O termo Cultura do Cuidado foi inicialmente empregado pelo Papa Francisco na Encíclica Laudato Sí: “o amor social impele-nos a pensar em grandes estratégias que detenham eficazmente a degradação ambiental e incentivem uma cultura do cuidado que permeie toda a sociedade” (n. 231).

Nos últimos anos, vem ganhando espaço e significado ampliado na Igreja. Em sua mensagem para o Dia Mundial da Paz, em janeiro de 2021, o Santo Padre esclareceu novamente: “O conceito de pessoa, que surgiu e amadureceu no cristianismo, ajuda a promover um desenvolvimento plenamente humano. Porque a pessoa exige sempre a relação e não o individualismo, afirma a inclusão e não a exclusão, a dignidade singular, inviolável e não a exploração”.

No Colégio Santo Inácio, há mais de 100 anos, temos adotado práticas e iniciativas que visam a este cuidado. E, como parte da Igreja e da Companhia de Jesus, sabemos que, mais do que viver, precisamos promover essa ideia.
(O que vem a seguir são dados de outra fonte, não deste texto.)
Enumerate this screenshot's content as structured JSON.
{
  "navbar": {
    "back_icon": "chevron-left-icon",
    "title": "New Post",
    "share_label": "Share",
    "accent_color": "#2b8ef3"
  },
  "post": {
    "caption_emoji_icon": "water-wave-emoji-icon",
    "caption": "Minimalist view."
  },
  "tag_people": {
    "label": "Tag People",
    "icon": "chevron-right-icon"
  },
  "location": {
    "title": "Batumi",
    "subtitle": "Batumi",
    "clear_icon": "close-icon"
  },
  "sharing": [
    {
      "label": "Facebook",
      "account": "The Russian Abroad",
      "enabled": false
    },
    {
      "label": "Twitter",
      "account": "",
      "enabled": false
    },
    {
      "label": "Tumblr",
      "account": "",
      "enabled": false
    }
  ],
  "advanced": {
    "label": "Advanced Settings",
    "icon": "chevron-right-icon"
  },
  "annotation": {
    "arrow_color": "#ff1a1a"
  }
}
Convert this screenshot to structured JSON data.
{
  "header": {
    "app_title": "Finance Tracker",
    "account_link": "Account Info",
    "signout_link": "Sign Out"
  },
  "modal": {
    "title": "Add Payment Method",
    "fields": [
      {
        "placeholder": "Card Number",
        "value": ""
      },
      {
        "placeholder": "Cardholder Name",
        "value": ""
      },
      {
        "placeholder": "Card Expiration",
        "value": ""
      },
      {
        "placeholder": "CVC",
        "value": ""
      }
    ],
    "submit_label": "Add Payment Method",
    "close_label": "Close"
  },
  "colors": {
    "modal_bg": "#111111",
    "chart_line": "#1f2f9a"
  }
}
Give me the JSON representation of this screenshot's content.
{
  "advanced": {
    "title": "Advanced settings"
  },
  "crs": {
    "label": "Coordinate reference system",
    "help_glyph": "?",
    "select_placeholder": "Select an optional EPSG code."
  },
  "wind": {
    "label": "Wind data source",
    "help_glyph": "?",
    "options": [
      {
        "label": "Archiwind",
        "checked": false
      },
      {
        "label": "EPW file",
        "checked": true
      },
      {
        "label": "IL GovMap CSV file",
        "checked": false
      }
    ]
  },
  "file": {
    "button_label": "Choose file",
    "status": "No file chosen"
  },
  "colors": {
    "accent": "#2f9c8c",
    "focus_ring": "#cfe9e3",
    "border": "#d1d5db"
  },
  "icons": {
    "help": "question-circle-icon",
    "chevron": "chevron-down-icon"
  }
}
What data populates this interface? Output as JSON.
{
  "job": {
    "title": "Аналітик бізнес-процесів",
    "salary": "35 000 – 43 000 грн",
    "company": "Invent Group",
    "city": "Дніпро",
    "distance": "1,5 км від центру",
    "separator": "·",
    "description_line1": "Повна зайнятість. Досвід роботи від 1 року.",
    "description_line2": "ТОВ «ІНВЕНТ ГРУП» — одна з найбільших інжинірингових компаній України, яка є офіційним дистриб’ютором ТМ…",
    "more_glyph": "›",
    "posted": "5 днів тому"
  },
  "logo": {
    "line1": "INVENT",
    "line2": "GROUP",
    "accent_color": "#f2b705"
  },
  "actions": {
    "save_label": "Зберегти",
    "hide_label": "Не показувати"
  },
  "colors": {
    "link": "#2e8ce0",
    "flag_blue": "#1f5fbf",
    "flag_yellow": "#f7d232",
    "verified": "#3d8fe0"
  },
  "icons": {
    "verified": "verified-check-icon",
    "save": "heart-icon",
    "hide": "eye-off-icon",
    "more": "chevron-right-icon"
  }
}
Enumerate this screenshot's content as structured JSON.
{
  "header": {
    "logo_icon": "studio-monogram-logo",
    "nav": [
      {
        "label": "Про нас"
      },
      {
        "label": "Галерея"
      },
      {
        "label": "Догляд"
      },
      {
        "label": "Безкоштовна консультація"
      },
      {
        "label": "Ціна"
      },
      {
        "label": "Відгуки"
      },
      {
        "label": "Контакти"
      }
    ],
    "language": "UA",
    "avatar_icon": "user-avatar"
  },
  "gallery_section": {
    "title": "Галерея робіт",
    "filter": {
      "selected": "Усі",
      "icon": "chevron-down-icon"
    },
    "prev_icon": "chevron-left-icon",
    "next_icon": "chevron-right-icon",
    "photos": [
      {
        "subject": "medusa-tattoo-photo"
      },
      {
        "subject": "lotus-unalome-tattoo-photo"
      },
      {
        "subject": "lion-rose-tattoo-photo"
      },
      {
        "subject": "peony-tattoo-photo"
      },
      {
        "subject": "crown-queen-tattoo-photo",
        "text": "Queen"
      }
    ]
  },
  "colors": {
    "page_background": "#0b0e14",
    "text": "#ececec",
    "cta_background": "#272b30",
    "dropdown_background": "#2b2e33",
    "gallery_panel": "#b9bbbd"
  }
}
Cultura do Cuidado na prática

No conceito de Cultura do Cuidado estão incluídos:

  • todos os projetos pedagógicos voltados para a formação integral de nossos estudantes do Diurno e do Noturno, como Abrindo o Coração, Mentoria, Projeto de Vida, Grupos de Liderança e também atividades de orientação profissional;
  • as iniciativas da Formação Cristã, como voluntariado, retiros e programas voltados para colaboradores, famílias e antigos alunos;
  • o programa de formação continuada dos nossos colaboradores;
  • a adoção e prática da Política de Proteção aos Direitos da Criança e do Adolescente proposta pela Rede Jesuíta de Educação (RJE);
  • a revisão do modelo de governança e das práticas de gestão de ética e compliance do nosso Colégio;
  • a formação e as práticas de diálogo atencioso entre alunos, famílias, colaboradores e antigos alunos, que visam à escuta ativa e à troca fortalecendo o sentido de comunidade
  • Essas e outras iniciativas estão profundamente identificadas com a perspectiva que nos propõe a Igreja hoje.

    “Toda a pessoa humana é fim em si mesma, e nunca um mero instrumento a ser avaliado apenas pela sua utilidade: foi criada para viver em conjunto na família, na comunidade, na sociedade, onde todos os membros são iguais em dignidade. E desta dignidade derivam os direitos humanos, bem como os deveres, que recordam, por exemplo, a responsabilidade de acolher e socorrer os pobres, os doentes, os marginalizados, o nosso «próximo, vizinho ou distante no espaço e no tempo”.

    Papa Francisco

    Contamos com toda a comunidade educativa nesta caminhada em busca de valorizar cada vez mais as relações interpessoais e respeitar as diferenças e a dignidade humana para manter um ambiente escolar saudável e seguro, construindo juntos a cultura do cuidado.